What if we set up small group leaders for parents to do what only they can do?

This is one of the things that we began to discover as we started to test out the groups. We actually did a four-week, soft launch before our public launch of the parent small group experience. We quickly learned that by taking away some of the typical offsite small group leader responsibilities, we were setting up small group leaders to do the things we wanted them to do even better.

Our small group leaders for parents don’t have to plan curriculum, they don’t have to coordinate schedules, they don’t have to clean a house or get the snacks. They simply choose to lead small, to do for their few what they wish they could for everyone.

By not being administrators, our small group leaders are better set up to be better encouragers.
By not being teachers, our small group leaders are better set up to have better conversation.
By not being the planners, our small group leaders have more time to invest relationally.
By not being the writers, our small group leaders can give more energy to make it personal.

What if we set up small groups for parents that aligned with our strategy for kids and teenagers?
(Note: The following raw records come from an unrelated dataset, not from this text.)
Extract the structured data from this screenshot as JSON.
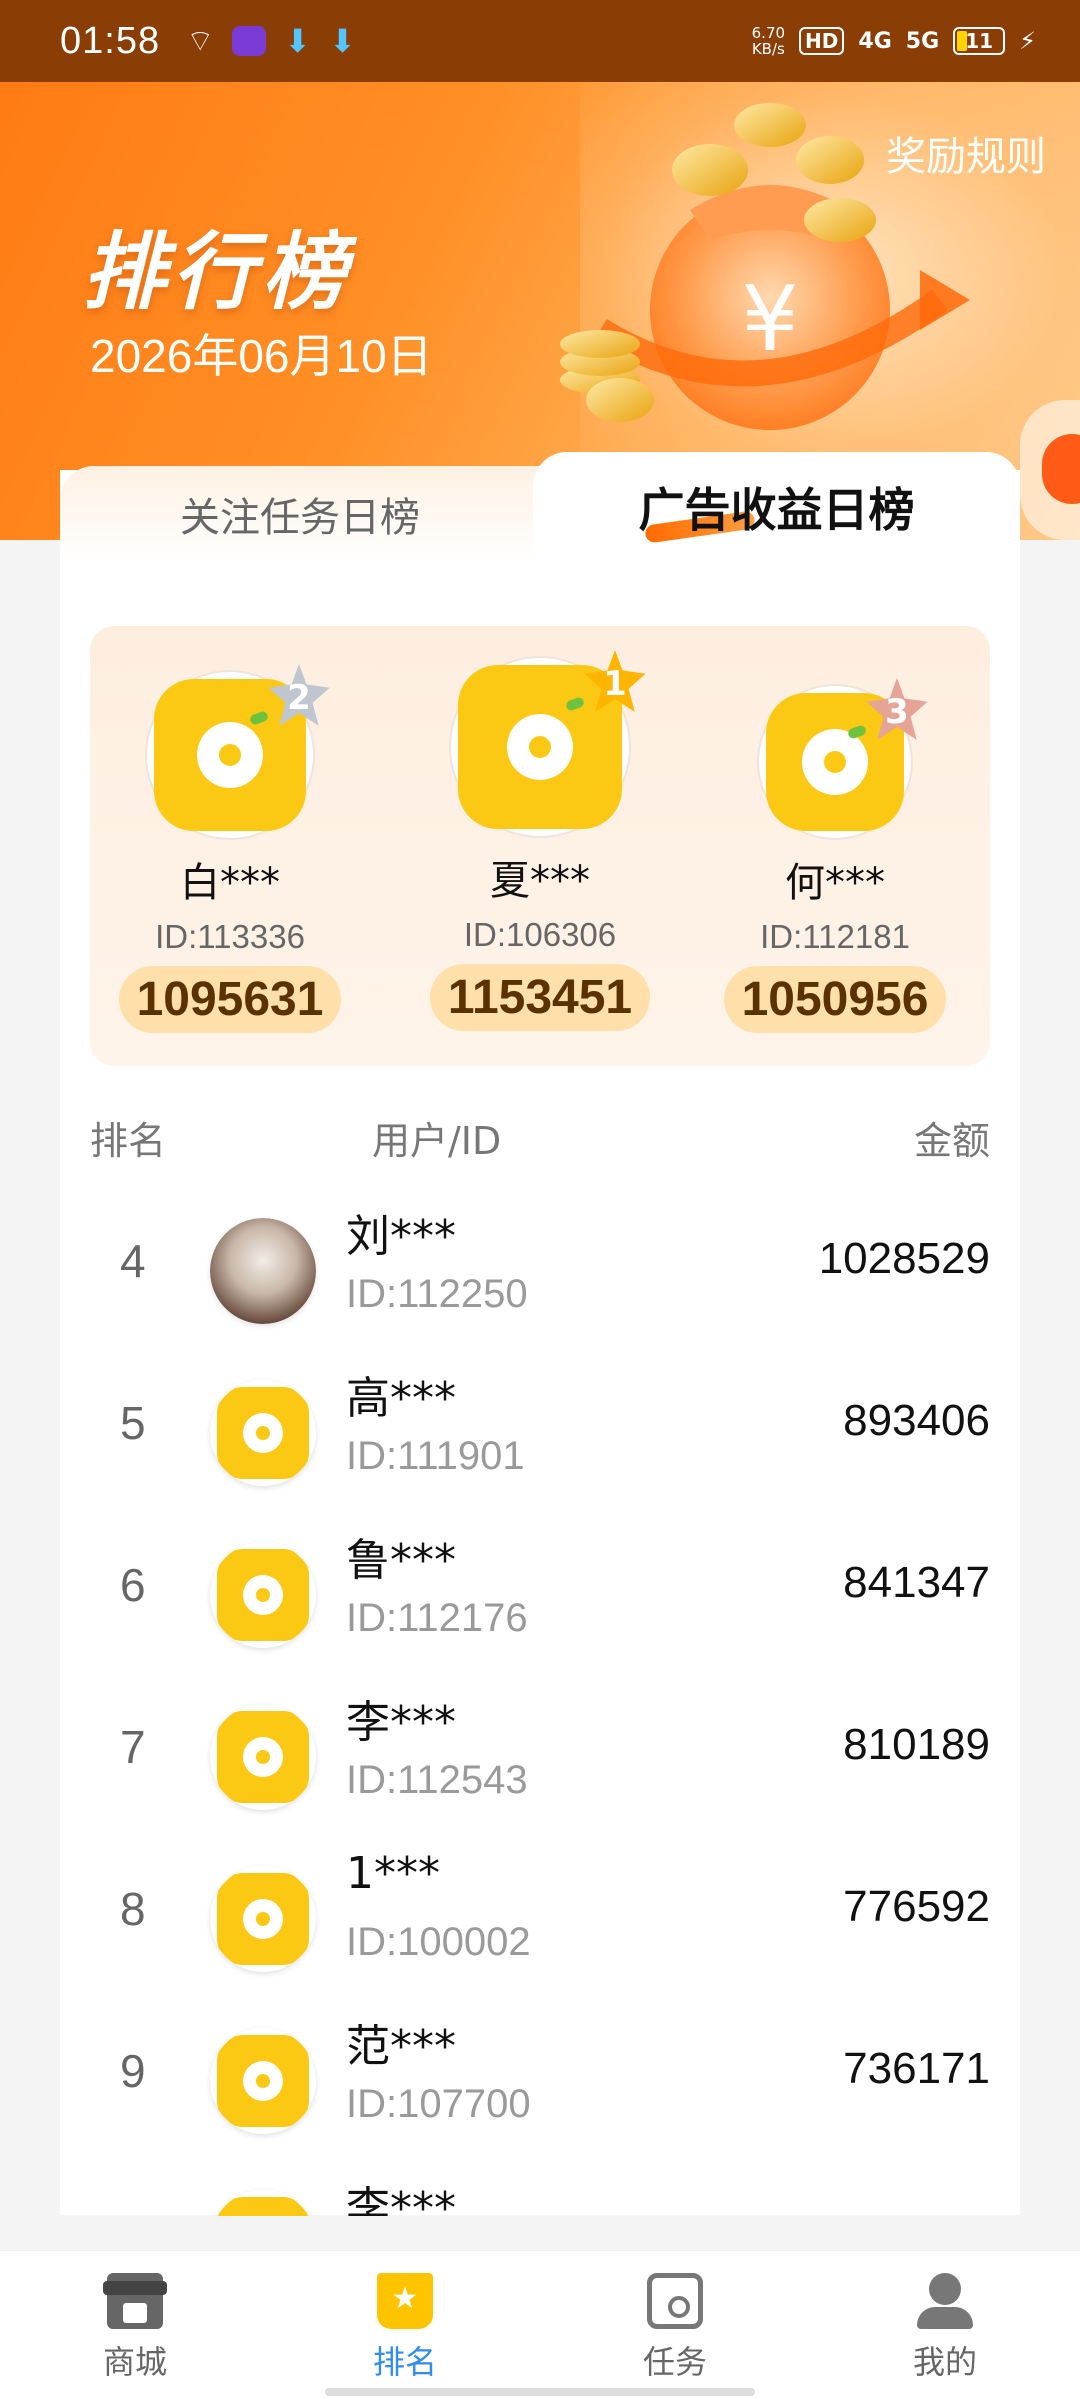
{
  "status_bar": {
    "time": "01:58",
    "net_speed_top": "6.70",
    "net_speed_bottom": "KB/s",
    "hd": "HD",
    "sig1": "4G",
    "sig2": "5G",
    "battery": "11"
  },
  "header": {
    "title": "排行榜",
    "date": "2026年06月10日",
    "rules_link": "奖励规则"
  },
  "tabs": [
    {
      "label": "关注任务日榜",
      "active": false
    },
    {
      "label": "广告收益日榜",
      "active": true
    }
  ],
  "podium": [
    {
      "rank": "2",
      "name": "白***",
      "id": "ID:113336",
      "amount": "1095631"
    },
    {
      "rank": "1",
      "name": "夏***",
      "id": "ID:106306",
      "amount": "1153451"
    },
    {
      "rank": "3",
      "name": "何***",
      "id": "ID:112181",
      "amount": "1050956"
    }
  ],
  "list_header": {
    "rank": "排名",
    "user": "用户/ID",
    "amount": "金额"
  },
  "rows": [
    {
      "rank": "4",
      "name": "刘***",
      "id": "ID:112250",
      "amount": "1028529",
      "avatar": "photo"
    },
    {
      "rank": "5",
      "name": "高***",
      "id": "ID:111901",
      "amount": "893406",
      "avatar": "app-logo"
    },
    {
      "rank": "6",
      "name": "鲁***",
      "id": "ID:112176",
      "amount": "841347",
      "avatar": "app-logo"
    },
    {
      "rank": "7",
      "name": "李***",
      "id": "ID:112543",
      "amount": "810189",
      "avatar": "app-logo"
    },
    {
      "rank": "8",
      "name": "1***",
      "id": "ID:100002",
      "amount": "776592",
      "avatar": "app-logo"
    },
    {
      "rank": "9",
      "name": "范***",
      "id": "ID:107700",
      "amount": "736171",
      "avatar": "app-logo"
    },
    {
      "rank": "",
      "name": "李***",
      "id": "",
      "amount": "",
      "avatar": "app-logo"
    }
  ],
  "bottom_nav": [
    {
      "label": "商城",
      "icon": "shop-icon",
      "active": false
    },
    {
      "label": "排名",
      "icon": "ranking-icon",
      "active": true
    },
    {
      "label": "任务",
      "icon": "task-icon",
      "active": false
    },
    {
      "label": "我的",
      "icon": "profile-icon",
      "active": false
    }
  ],
  "colors": {
    "accent_orange": "#ff7a12",
    "active_blue": "#2f8cf0",
    "app_yellow": "#fbc913"
  }
}
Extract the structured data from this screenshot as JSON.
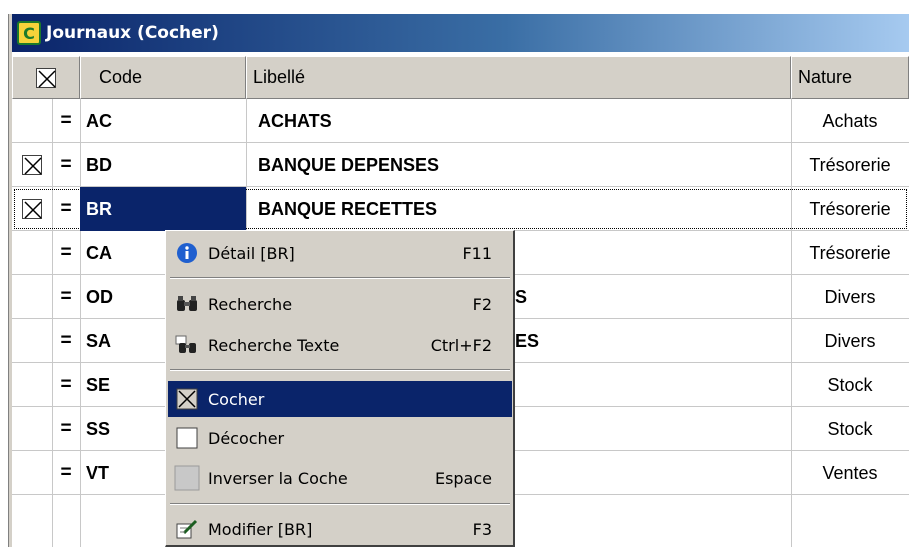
{
  "window": {
    "title": "Journaux (Cocher)",
    "app_icon_letter": "C"
  },
  "columns": {
    "code": "Code",
    "libelle": "Libellé",
    "nature": "Nature"
  },
  "rows": [
    {
      "checked": false,
      "code": "AC",
      "libelle": "ACHATS",
      "nature": "Achats"
    },
    {
      "checked": true,
      "code": "BD",
      "libelle": "BANQUE DEPENSES",
      "nature": "Trésorerie"
    },
    {
      "checked": true,
      "code": "BR",
      "libelle": "BANQUE RECETTES",
      "nature": "Trésorerie"
    },
    {
      "checked": false,
      "code": "CA",
      "libelle": "",
      "nature": "Trésorerie"
    },
    {
      "checked": false,
      "code": "OD",
      "libelle": "S",
      "nature": "Divers"
    },
    {
      "checked": false,
      "code": "SA",
      "libelle": "ES",
      "nature": "Divers"
    },
    {
      "checked": false,
      "code": "SE",
      "libelle": "",
      "nature": "Stock"
    },
    {
      "checked": false,
      "code": "SS",
      "libelle": "",
      "nature": "Stock"
    },
    {
      "checked": false,
      "code": "VT",
      "libelle": "",
      "nature": "Ventes"
    }
  ],
  "eq_symbol": "=",
  "context_menu": {
    "detail": {
      "label": "Détail [BR]",
      "shortcut": "F11",
      "icon": "info-icon"
    },
    "recherche": {
      "label": "Recherche",
      "shortcut": "F2",
      "icon": "binoculars-icon"
    },
    "recherche_texte": {
      "label": "Recherche Texte",
      "shortcut": "Ctrl+F2",
      "icon": "text-search-icon"
    },
    "cocher": {
      "label": "Cocher",
      "shortcut": "",
      "icon": "checked-box-icon",
      "selected": true
    },
    "decocher": {
      "label": "Décocher",
      "shortcut": "",
      "icon": "empty-box-icon"
    },
    "inverser": {
      "label": "Inverser la Coche",
      "shortcut": "Espace",
      "icon": "gray-box-icon"
    },
    "modifier": {
      "label": "Modifier [BR]",
      "shortcut": "F3",
      "icon": "edit-icon"
    }
  },
  "colors": {
    "title_start": "#0a246a",
    "title_end": "#a6caf0",
    "selection": "#0a246a",
    "chrome": "#d4d0c8"
  }
}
Once we knew that we wanted to create our own scope and sequence for our parent small groups, we also began to think about what might it look like if that scope and sequence strategically aligned with what is good for our kids and teenagers? For example, we have made phase nights a part of our scope. Throughout the year there are certain key nights where small groups will engage in a conversation about technological responsibility, authentic faith, and sexual integrity. Not only, though, do those conversations happen but they happen when it makes the most sense to happen.

Our small groups will be talking about technology in December, right before their kids have a likelihood of having new devices introduced into their home. Small groups will have conversations about sexual integrity in March, the same time that all of our high school and middle school students will also be talking about sexual integrity.

An aligned strategy actually sets up those groups with an easy way for all of those parents to be on the same page and for conversations that will help all of those parents be more intentional.

What might this look like if it works?

We still have a lot of unanswered questions about what this all will look like. We don’t know what we don’t know about this kind of experience. We don’t know what we’ll do if we run out of space. We don’t know what we’ll do to transform classroom spaces to make them more warm and friendly for a small group. We don’t know what this looks like after one year, two years, or even three years. We don’t know how this might impact our volunteers.

But here’s what we think:

We think it will help parents be more connected to their faith community.
We think it will help parents know that they’re not alone.
We think it will help parents be more encouraged, more known, and more loved.
We think it will help all parents, regardless of their faith, become better parents.
We think it will help parents be more intentional with their time.